The cornstalk shoot goes back to the times when Cherokee hunters and warriors would compete for accuracy with their bow and arrow. To keep the tips of the arrows from breaking, participants shot through a large bank of dried cornstalks. Today the game is played in much the same way. A one-foot thick wall is created using approximately 200 cornstalks, three feet long, laid on their side. Two of these cornstalk targets are placed 80 to 100 yards apart. Participants must stand in front of a target and take one shot at the other target with their handmade bow. One point is scored for each cornstalk that the arrow penetrates.

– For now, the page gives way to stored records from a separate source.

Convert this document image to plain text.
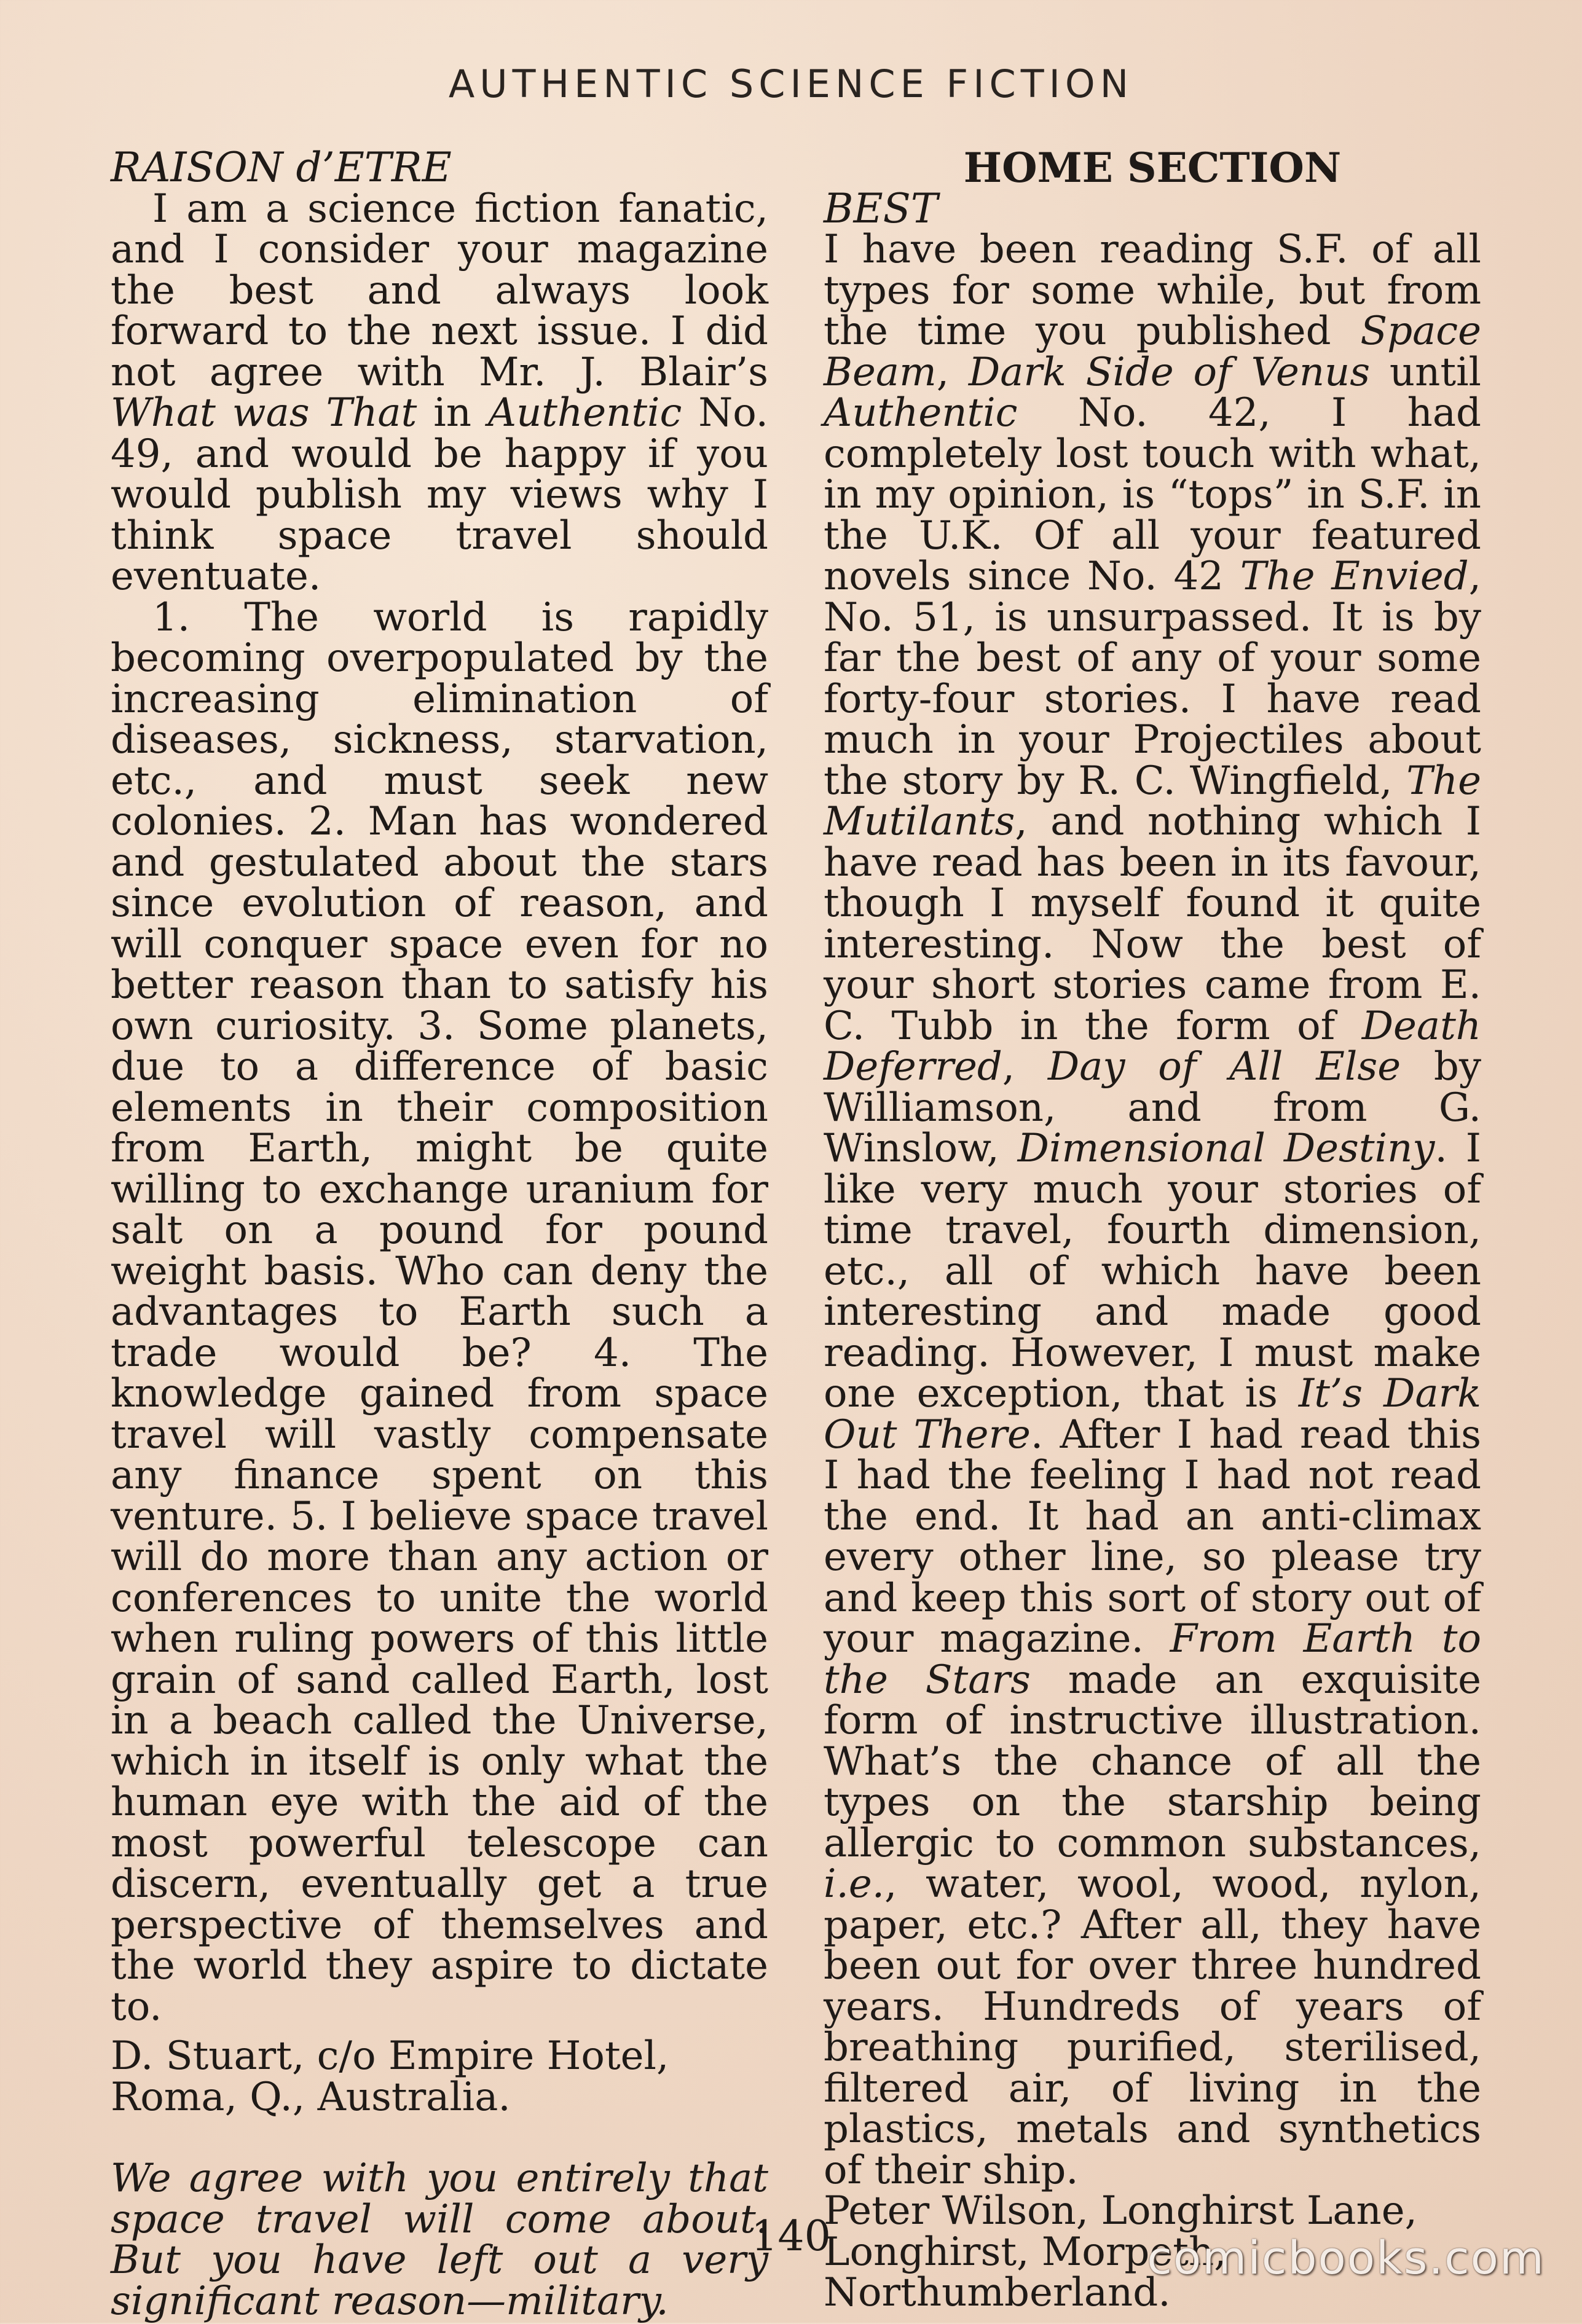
AUTHENTIC SCIENCE FICTION

RAISON d’ETRE

I am a science fiction fanatic, and I consider your magazine the best and always look forward to the next issue. I did not agree with Mr. J. Blair’s What was That in Authentic No. 49, and would be happy if you would publish my views why I think space travel should eventuate.

1. The world is rapidly becoming overpopulated by the increasing elimination of diseases, sickness, starvation, etc., and must seek new colonies. 2. Man has wondered and gestulated about the stars since evolution of reason, and will conquer space even for no better reason than to satisfy his own curiosity. 3. Some planets, due to a difference of basic elements in their composition from Earth, might be quite willing to exchange uranium for salt on a pound for pound weight basis. Who can deny the advantages to Earth such a trade would be? 4. The knowledge gained from space travel will vastly compensate any finance spent on this venture. 5. I believe space travel will do more than any action or conferences to unite the world when ruling powers of this little grain of sand called Earth, lost in a beach called the Universe, which in itself is only what the human eye with the aid of the most powerful telescope can discern, eventually get a true perspective of themselves and the world they aspire to dictate to.

D. Stuart, c/o Empire Hotel,
Roma, Q., Australia.

We agree with you entirely that space travel will come about. But you have left out a very significant reason—military.

HOME SECTION

BEST

I have been reading S.F. of all types for some while, but from the time you published Space Beam, Dark Side of Venus until Authentic No. 42, I had completely lost touch with what, in my opinion, is “tops” in S.F. in the U.K. Of all your featured novels since No. 42 The Envied, No. 51, is unsurpassed. It is by far the best of any of your some forty-four stories. I have read much in your Projectiles about the story by R. C. Wingfield, The Mutilants, and nothing which I have read has been in its favour, though I myself found it quite interesting. Now the best of your short stories came from E. C. Tubb in the form of Death Deferred, Day of All Else by Williamson, and from G. Winslow, Dimensional Destiny. I like very much your stories of time travel, fourth dimension, etc., all of which have been interesting and made good reading. However, I must make one exception, that is It’s Dark Out There. After I had read this I had the feeling I had not read the end. It had an anti-climax every other line, so please try and keep this sort of story out of your magazine. From Earth to the Stars made an exquisite form of instructive illustration. What’s the chance of all the types on the starship being allergic to common substances, i.e., water, wool, wood, nylon, paper, etc.? After all, they have been out for over three hundred years. Hundreds of years of breathing purified, sterilised, filtered air, of living in the plastics, metals and synthetics of their ship.

Peter Wilson, Longhirst Lane,
Longhirst, Morpeth,
Northumberland.

140	comicbooks.com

Blowguns are usually made from rivercane, similar to bamboo, collected in early spring. A long, hot rod is inserted in the tip of the rivercane to remove the membrane and hollow the cane. Darts for this six to eight-feet long gun are typically made of Bois d’arc and thistle. Traditionally, the blowguns were used for hunting small game. Although blowguns are still used for hunting, they are primarily reserved for demonstration and competitions. Competitors shoot at a target approximately 20 yards away. Points are determined by the various values of the rings around the bull’s eye. Spectators and players are both welcomed to attend. Thanks to a sponsorship by the Gannett Foundation, cash prizes will be awarded to the winners in each competition.